First Meeting & Kick Off
• The first meeting is basically a social event and information sharing time. The Sheriff’s Deputy will be speaking to your group, will tell you about your Sheriff’s Office Agency, and how Neighborhood Watch can help your community. The primary goal of the first meeting is to gauge the expected participation in the program and to create an understanding for the need for Neighborhood Watch.
• After the meeting you will need to begin selecting the Neighborhood Watch Coordinator and the Block Captains. You will need either a single individual to fill the Coordinator’s position or team. You will need one Block Captain for certain number of homes (i.e., every ten homes).
• The Coordinator should call a meeting with the Block Captains to plan which form you will use to register the members and to select a target date to officially start the Neighborhood Watch.
• Draw a large map of all the streets and households to be covered by your Neighborhood Watch. Start with a manageable number of homes at first, you can always add other areas.
• Block Captains should attempt to register every home in your assigned block. Compile a master list of all members. Prepare a Neighborhood Map showing names, addresses, and phone numbers of participating households and distribute to members. Block captains will keep this map up to date, contacting newcomers to the neighborhood and occasionally rechecking with ongoing participants.
• You may want to include names and ages of their children, work and school schedules, and whether or not their homes have burglar alarms or timers on lights. While some of this information may seem somewhat personal to neighbors who you have just met, it is essential that they make a commitment to the WATCH effort at this stage and agree to work together.
• Establishing a regular means of communicating with Watch Members – e.g. newsletter, telephone tree, e-mail, fax, etc. Get the information out quickly. Share all kinds of news to quash rumors.
• When your group has finished the initial organizing, you need to have a day to officially start the Neighborhood Watch. This will be the Kick off Day.

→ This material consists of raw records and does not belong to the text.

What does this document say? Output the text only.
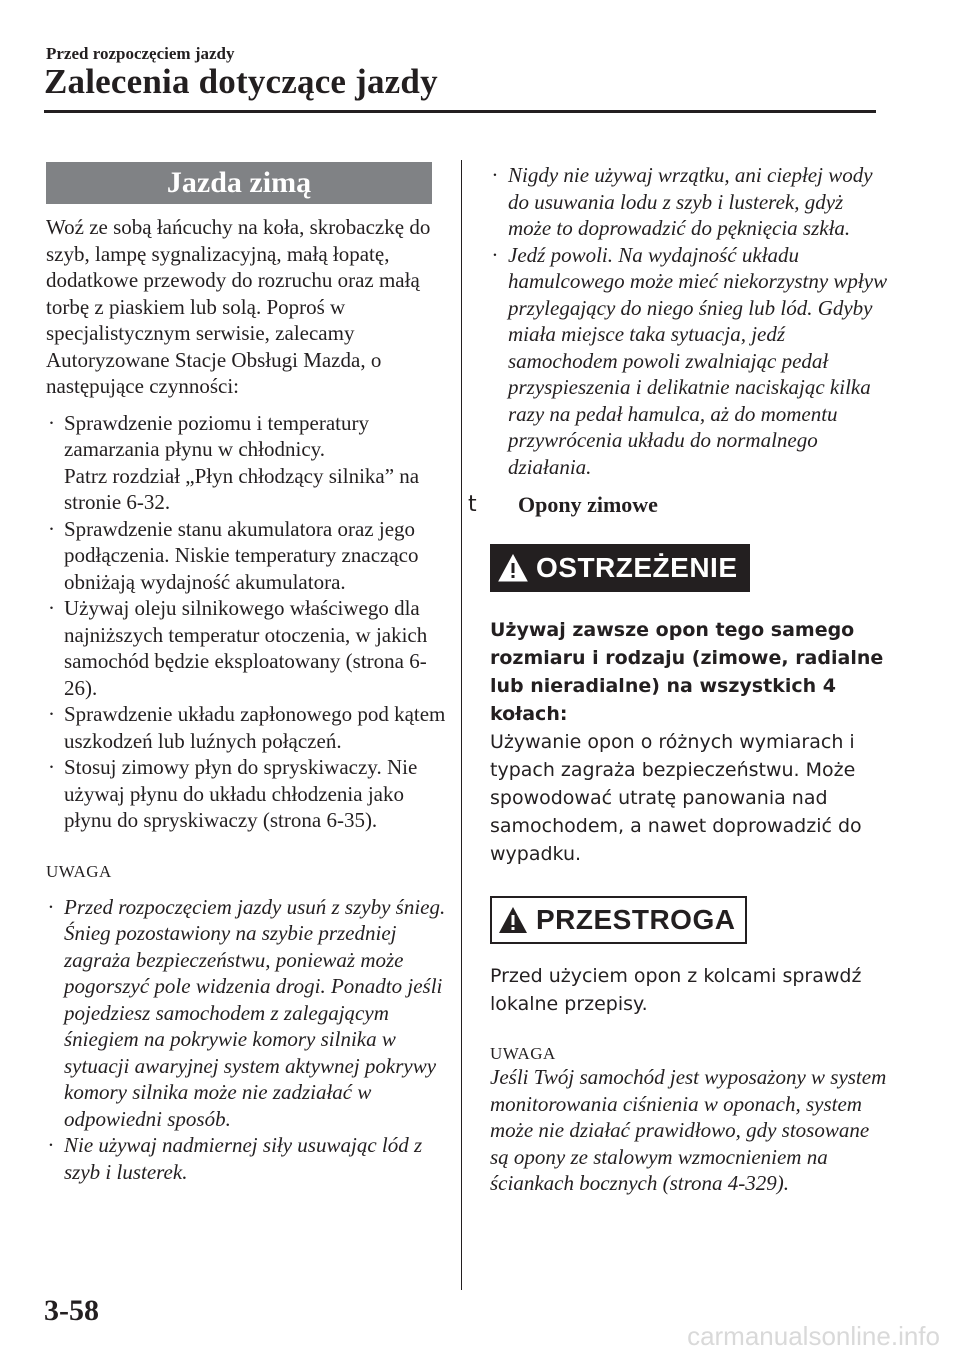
Przed rozpoczęciem jazdy
Zalecenia dotyczące jazdy
Jazda zimą
Woź ze sobą łańcuchy na koła, skrobaczkę do szyb, lampę sygnalizacyjną, małą łopatę, dodatkowe przewody do rozruchu oraz małą torbę z piaskiem lub solą. Poproś w specjalistycznym serwisie, zalecamy Autoryzowane Stacje Obsługi Mazda, o następujące czynności:
· Sprawdzenie poziomu i temperatury zamarzania płynu w chłodnicy.
Patrz rozdział „Płyn chłodzący silnika” na stronie 6-32.
· Sprawdzenie stanu akumulatora oraz jego podłączenia. Niskie temperatury znacząco obniżają wydajność akumulatora.
· Używaj oleju silnikowego właściwego dla najniższych temperatur otoczenia, w jakich samochód będzie eksploatowany (strona 6-26).
· Sprawdzenie układu zapłonowego pod kątem uszkodzeń lub luźnych połączeń.
· Stosuj zimowy płyn do spryskiwaczy. Nie używaj płynu do układu chłodzenia jako płynu do spryskiwaczy (strona 6-35).
UWAGA
· Przed rozpoczęciem jazdy usuń z szyby śnieg. Śnieg pozostawiony na szybie przedniej zagraża bezpieczeństwu, ponieważ może pogorszyć pole widzenia drogi. Ponadto jeśli pojedziesz samochodem z zalegającym śniegiem na pokrywie komory silnika w sytuacji awaryjnej system aktywnej pokrywy komory silnika może nie zadziałać w odpowiedni sposób.
· Nie używaj nadmiernej siły usuwając lód z szyb i lusterek.
· Nigdy nie używaj wrzątku, ani ciepłej wody do usuwania lodu z szyb i lusterek, gdyż może to doprowadzić do pęknięcia szkła.
· Jedź powoli. Na wydajność układu hamulcowego może mieć niekorzystny wpływ przylegający do niego śnieg lub lód. Gdyby miała miejsce taka sytuacja, jedź samochodem powoli zwalniając pedał przyspieszenia i delikatnie naciskając kilka razy na pedał hamulca, aż do momentu przywrócenia układu do normalnego działania.
t Opony zimowe
OSTRZEŻENIE
Używaj zawsze opon tego samego rozmiaru i rodzaju (zimowe, radialne lub nieradialne) na wszystkich 4 kołach:
Używanie opon o różnych wymiarach i typach zagraża bezpieczeństwu. Może spowodować utratę panowania nad samochodem, a nawet doprowadzić do wypadku.
PRZESTROGA
Przed użyciem opon z kolcami sprawdź lokalne przepisy.
UWAGA
Jeśli Twój samochód jest wyposażony w system monitorowania ciśnienia w oponach, system może nie działać prawidłowo, gdy stosowane są opony ze stalowym wzmocnieniem na ściankach bocznych (strona 4-329).
3-58
carmanualsonline.info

• We recommend that you pick a weekend or evening when everyone in the group will be invited to a special event such as a Block Party or a Community Rally. It never hurts to have food and special events planned.

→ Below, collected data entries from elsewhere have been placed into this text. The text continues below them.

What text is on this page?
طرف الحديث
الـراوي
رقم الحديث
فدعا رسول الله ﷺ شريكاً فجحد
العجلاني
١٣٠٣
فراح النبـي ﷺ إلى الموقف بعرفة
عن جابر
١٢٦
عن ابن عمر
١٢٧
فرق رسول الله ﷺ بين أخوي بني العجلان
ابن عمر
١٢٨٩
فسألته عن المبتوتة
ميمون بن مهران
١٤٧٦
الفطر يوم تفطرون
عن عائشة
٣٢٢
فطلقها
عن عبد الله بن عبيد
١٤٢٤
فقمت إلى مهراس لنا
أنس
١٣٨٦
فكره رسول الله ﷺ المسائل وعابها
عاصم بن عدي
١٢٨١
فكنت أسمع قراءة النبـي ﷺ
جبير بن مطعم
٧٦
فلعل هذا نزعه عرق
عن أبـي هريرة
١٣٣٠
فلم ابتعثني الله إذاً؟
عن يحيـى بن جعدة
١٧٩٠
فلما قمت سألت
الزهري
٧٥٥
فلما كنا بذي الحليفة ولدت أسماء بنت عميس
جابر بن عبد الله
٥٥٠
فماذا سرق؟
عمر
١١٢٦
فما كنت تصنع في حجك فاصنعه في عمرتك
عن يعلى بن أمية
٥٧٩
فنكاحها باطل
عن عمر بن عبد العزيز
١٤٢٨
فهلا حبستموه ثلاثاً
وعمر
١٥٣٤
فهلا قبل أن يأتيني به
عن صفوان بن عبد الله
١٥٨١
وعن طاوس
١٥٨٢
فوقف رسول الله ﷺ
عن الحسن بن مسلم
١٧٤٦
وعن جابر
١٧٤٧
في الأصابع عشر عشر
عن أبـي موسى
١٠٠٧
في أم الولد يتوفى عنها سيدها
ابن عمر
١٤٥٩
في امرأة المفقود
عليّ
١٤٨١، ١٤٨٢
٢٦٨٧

• Try to have the meeting in or near your Watch area. This will draw attention to your group and will encourage others in the area to want to become a part of your program
• You may want to invite the media to cover your events. This is a good way to tell the community about your program and how your neighborhood is fighting back against crime. Work with local media – newspapers, radio, TV Stations – to publicize events and thank supporters.

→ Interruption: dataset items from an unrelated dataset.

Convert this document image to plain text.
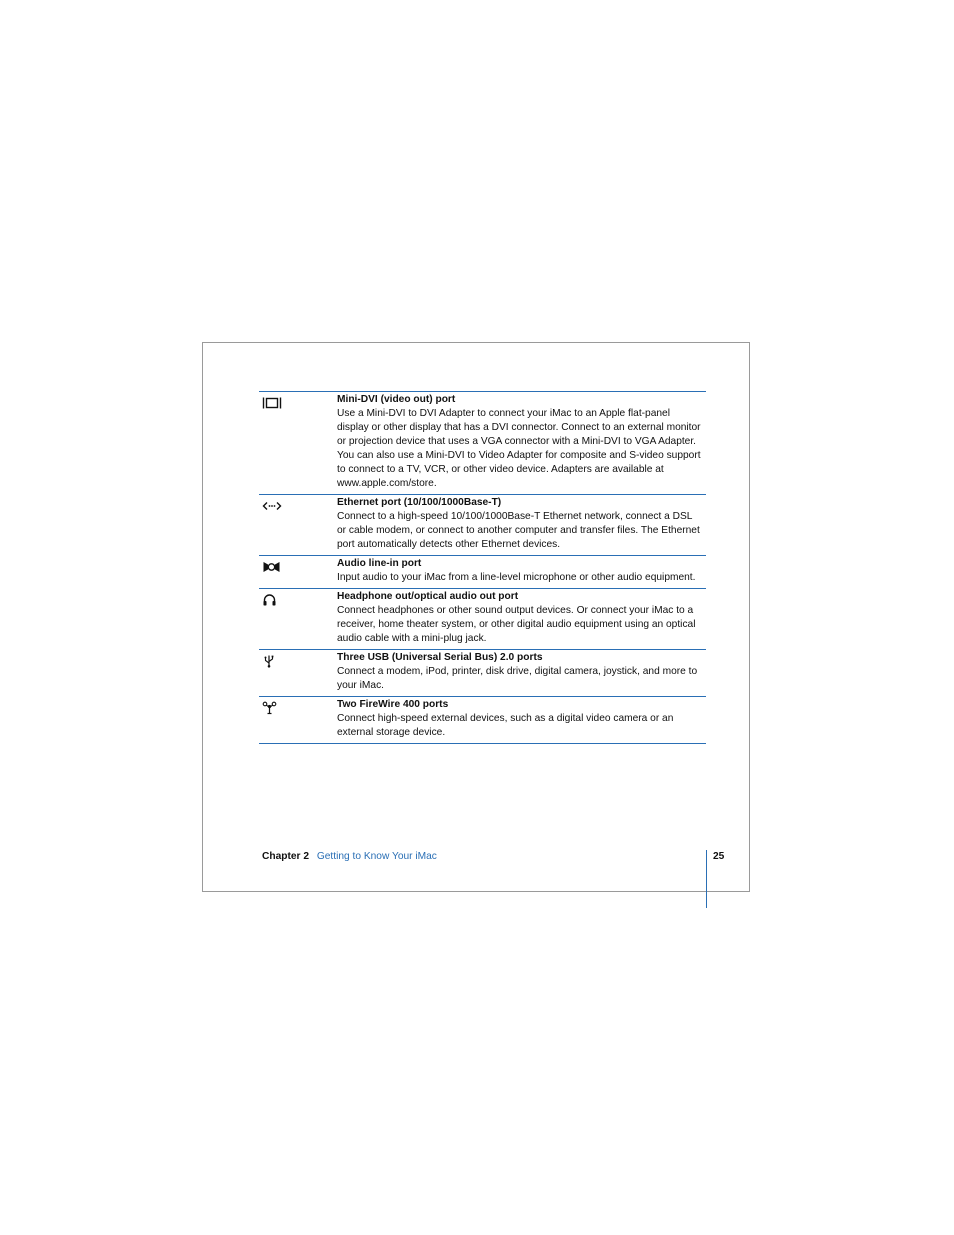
Mini-DVI (video out) port

Use a Mini-DVI to DVI Adapter to connect your iMac to an Apple flat-panel display or other display that has a DVI connector. Connect to an external monitor or projection device that uses a VGA connector with a Mini-DVI to VGA Adapter. You can also use a Mini-DVI to Video Adapter for composite and S-video support to connect to a TV, VCR, or other video device. Adapters are available at www.apple.com/store.

Ethernet port (10/100/1000Base-T)

Connect to a high-speed 10/100/1000Base-T Ethernet network, connect a DSL or cable modem, or connect to another computer and transfer files. The Ethernet port automatically detects other Ethernet devices.

Audio line-in port

Input audio to your iMac from a line-level microphone or other audio equipment.

Headphone out/optical audio out port

Connect headphones or other sound output devices. Or connect your iMac to a receiver, home theater system, or other digital audio equipment using an optical audio cable with a mini-plug jack.

Three USB (Universal Serial Bus) 2.0 ports

Connect a modem, iPod, printer, disk drive, digital camera, joystick, and more to your iMac.

Two FireWire 400 ports

Connect high-speed external devices, such as a digital video camera or an external storage device.

Chapter 2 Getting to Know Your iMac	25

• Have the big Kick Off event and begin the process of helping to reduce crime in your community.
• Once your Neighborhood Watch Program is organized and a good percentage of the residents have agreed to participate in the program. The Sheriff’s Office will furnish your neighborhood a highly visible Neighborhood Watch Sign for each entrance to your Watch area. Also your neighborhood will be furnished with an ample supply of Neighborhood Watch decals to identify participating homes and streets.
• Crime Prevention Topics Should Be Part of Your Regularly Scheduled Meetings: At regularly scheduled meetings you should address immediate crime problems, focus on home security, and build neighborhood cohesion. Such topics may include:
Crime in schools
• Determine the time and place of the next meeting. The members of the group should determine how often they will meet, but to keep the momentum going during the start-up phase, it is best to schedule monthly meetings.
• Neighborhood Watch meetings are essential in organizing and training the participants, and supplying them with crime prevention procedures, and reinforcing the Neighborhood Watch concepts and commitment. These meetings are also instrumental in establishing a bond between group members.